Original product version:   SQL Server 2012 Parallel Data Warehouse (APS), SQL Server 2008 R2 Parallel Data Warehouse
Original KB number:   3046875

Summary

This article contains a query to compare the actual row count and the row count in the Parallel Data Warehouse statistics for a specific table or for all tables in the current database. If the row count values differ too greatly, Parallel Data Warehouse does not have accurate statistics for that table.
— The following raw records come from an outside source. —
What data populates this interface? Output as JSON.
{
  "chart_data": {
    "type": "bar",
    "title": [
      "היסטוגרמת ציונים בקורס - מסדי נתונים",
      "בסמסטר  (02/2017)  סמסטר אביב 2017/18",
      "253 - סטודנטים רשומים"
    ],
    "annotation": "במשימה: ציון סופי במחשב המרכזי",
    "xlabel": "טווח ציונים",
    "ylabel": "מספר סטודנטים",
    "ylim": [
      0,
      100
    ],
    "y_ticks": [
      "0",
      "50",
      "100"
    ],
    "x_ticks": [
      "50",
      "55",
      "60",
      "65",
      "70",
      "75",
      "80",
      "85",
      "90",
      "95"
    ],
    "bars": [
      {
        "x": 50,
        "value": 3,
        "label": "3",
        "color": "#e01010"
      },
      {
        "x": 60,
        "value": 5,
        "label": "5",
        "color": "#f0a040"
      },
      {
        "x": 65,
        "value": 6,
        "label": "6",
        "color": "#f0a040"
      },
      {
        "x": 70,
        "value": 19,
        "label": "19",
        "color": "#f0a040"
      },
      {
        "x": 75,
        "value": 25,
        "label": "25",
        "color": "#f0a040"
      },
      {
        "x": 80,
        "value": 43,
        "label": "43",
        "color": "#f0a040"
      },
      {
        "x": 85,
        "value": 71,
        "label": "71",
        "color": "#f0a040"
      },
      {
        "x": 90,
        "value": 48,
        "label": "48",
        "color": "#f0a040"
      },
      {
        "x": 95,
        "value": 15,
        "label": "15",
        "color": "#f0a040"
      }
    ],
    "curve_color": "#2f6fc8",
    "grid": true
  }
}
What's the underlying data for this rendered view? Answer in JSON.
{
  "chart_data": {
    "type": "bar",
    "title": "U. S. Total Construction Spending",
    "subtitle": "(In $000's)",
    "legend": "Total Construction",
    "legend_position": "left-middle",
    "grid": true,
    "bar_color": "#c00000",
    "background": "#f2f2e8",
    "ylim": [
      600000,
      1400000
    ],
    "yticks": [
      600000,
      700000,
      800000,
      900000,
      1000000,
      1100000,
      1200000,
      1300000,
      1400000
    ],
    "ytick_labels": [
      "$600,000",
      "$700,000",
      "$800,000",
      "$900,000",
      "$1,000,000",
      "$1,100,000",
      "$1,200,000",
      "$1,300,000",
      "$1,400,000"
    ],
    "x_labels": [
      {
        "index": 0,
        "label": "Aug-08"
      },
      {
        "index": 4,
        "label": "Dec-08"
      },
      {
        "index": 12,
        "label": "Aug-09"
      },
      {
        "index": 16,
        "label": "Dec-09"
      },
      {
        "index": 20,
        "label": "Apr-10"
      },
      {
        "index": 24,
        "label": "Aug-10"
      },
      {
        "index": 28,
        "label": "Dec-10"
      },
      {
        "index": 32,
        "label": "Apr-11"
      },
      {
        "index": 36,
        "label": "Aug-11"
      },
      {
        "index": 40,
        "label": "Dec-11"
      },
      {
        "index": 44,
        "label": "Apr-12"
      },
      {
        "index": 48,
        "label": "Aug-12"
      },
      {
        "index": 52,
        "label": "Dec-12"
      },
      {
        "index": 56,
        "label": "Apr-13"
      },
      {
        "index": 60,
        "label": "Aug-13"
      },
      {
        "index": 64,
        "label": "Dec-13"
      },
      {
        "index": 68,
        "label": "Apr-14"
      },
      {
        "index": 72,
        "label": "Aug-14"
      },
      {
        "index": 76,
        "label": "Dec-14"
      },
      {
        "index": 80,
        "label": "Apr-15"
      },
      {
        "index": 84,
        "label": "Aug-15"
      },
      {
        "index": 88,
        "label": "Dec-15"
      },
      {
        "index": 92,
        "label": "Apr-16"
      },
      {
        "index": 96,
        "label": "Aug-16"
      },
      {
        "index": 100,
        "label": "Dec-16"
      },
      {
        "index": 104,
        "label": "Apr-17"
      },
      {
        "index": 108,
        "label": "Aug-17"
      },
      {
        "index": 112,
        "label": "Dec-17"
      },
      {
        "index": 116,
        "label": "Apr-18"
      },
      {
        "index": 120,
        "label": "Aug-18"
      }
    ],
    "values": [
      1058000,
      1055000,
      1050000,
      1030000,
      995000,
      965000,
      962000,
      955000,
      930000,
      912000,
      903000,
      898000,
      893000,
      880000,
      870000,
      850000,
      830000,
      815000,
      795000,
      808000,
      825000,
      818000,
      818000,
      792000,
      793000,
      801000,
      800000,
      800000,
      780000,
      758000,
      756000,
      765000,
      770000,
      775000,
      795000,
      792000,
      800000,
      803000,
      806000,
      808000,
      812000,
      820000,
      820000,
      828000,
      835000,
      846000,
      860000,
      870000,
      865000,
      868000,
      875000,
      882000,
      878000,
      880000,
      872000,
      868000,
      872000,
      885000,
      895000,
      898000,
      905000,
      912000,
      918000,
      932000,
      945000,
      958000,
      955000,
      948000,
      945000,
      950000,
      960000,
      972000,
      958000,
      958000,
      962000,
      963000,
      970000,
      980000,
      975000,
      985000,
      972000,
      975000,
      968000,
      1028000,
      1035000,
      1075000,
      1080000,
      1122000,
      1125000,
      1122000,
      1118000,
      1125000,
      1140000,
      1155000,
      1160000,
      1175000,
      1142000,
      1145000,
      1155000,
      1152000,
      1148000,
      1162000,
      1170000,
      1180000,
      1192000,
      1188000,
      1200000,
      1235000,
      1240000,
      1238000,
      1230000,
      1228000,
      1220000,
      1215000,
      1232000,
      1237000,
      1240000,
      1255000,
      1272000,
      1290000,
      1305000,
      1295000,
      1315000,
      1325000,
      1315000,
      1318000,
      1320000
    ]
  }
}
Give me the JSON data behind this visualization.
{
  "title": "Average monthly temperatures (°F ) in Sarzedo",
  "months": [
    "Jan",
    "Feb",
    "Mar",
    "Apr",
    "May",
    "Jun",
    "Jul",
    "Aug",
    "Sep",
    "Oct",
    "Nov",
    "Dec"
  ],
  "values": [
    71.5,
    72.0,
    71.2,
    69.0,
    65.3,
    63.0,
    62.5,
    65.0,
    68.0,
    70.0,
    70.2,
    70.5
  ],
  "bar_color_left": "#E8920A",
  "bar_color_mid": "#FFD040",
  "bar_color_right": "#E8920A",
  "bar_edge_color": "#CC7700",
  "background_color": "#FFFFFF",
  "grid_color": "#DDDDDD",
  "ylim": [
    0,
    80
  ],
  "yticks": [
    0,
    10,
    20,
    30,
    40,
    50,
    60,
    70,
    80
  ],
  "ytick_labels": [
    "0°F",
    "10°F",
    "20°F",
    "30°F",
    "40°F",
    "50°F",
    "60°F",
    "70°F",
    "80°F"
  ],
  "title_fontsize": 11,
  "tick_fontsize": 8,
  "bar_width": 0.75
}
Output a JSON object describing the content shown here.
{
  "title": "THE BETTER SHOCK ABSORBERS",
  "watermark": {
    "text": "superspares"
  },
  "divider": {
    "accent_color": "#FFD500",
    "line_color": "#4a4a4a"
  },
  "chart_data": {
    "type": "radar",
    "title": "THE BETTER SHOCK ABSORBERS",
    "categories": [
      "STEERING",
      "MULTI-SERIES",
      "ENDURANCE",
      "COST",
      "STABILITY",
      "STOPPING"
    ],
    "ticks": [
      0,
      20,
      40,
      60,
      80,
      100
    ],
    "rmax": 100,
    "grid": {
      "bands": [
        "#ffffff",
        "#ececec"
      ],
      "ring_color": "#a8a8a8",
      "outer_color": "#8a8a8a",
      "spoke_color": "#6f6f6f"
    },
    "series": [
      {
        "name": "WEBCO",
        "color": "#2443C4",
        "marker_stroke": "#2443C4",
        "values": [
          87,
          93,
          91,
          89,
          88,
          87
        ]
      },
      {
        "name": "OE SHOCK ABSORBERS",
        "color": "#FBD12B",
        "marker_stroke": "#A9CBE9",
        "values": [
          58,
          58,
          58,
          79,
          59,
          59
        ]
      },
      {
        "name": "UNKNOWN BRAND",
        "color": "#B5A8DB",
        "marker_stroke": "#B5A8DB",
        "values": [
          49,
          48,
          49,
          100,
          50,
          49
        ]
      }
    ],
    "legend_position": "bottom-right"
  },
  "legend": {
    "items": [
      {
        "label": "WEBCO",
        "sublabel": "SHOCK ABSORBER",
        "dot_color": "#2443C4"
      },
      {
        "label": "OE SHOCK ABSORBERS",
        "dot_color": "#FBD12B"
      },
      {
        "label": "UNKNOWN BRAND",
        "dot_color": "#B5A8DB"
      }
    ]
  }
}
This can cause the Parallel Data Warehouse optimizer to choose operations and data movements that are not efficient and that could cause long query run times.

More information

Run the following query to show a comparison between the actual row count and the CTL row count that is displayed in the Parallel Data Warehouse statistics:

SELECT db_name() as [Database],
    pdwtbl.name as [Table],
    Sum(part.rows)/ max(pdwpart.partition_number)/8 AS CMP_ROW_COUNT,
    sum(pdwpart.rows)/max(size.distribution_id)/max(pdwpart.partition_number)/8 AS CTL_ROW_COUNT
FROM sys.pdw_nodes_partitions part
JOIN sys.pdw_nodes_tables tbl
    ON part.object_id = tbl.object_id
    AND part.pdw_node_id = tbl.pdw_node_id
JOIN sys.pdw_distributions size
    on size.pdw_node_id = tbl.pdw_node_id
JOIN sys.pdw_table_mappings map
    ON map.physical_name = tbl.name
JOIN sys.tables pdwtbl
    ON pdwtbl.object_id = map.object_id
JOIN sys.partitions pdwpart
    ON pdwpart.object_id = pdwtbl.object_id
join sys.pdw_table_distribution_properties dist
    on pdwtbl.object_id = dist.object_id
WHERE dist.distribution_policy = 2
-- uncomment the below if you are looking for row counts for a specific table
-- this table will also need to be added below
-- and pdwtbl.name = 'table_name'
GROUP BY pdwtbl.name
UNION ALL
SELECT db_name() as [Database],
    pdwtbl.name,
    Sum(part.rows)/ sum(pdwpart.partition_number) AS CMP_ROW_COUNT,
    sum(pdwpart.rows) /max(pdwpart.partition_number) /(select count(type) from sys.dm_pdw_nodes
    where type = ''' + 'COMPUTE' + ''')
AS CTL_ROW_COUNT
FROM sys.pdw_nodes_partitions part
JOIN sys.pdw_nodes_tables tbl
    ON part.object_id = tbl.object_id
    AND part.pdw_node_id = tbl.pdw_node_id
JOIN sys.pdw_table_mappings map
    ON map.physical_name = tbl.name
JOIN sys.tables pdwtbl
    ON pdwtbl.object_id = map.object_id
JOIN sys.partitions pdwpart
    ON pdwpart.object_id = pdwtbl.object_id
join sys.pdw_table_distribution_properties dist
    on pdwtbl.object_id = dist.object_id
where dist.distribution_policy = 3
-- uncomment the below if you are looking for row counts for a specific table
-- this table will also need to be added below
-- and pdwtbl.name = 'table_name'
GROUP BY pdwtbl.name

Note

  • This query evaluates only the row counts and not cardinality. It also requires that Parallel Data Warehouse level statistics exist on at least one column of the table. It does not take into account whether statistics exist on more than one column, or which column the statistics exist for.
  • The default count value in Parallel Data Warehouse is 1,000 rows. If no Parallel Data Warehouse statistics have been created, a value of 1000 is returned for the CTL row count.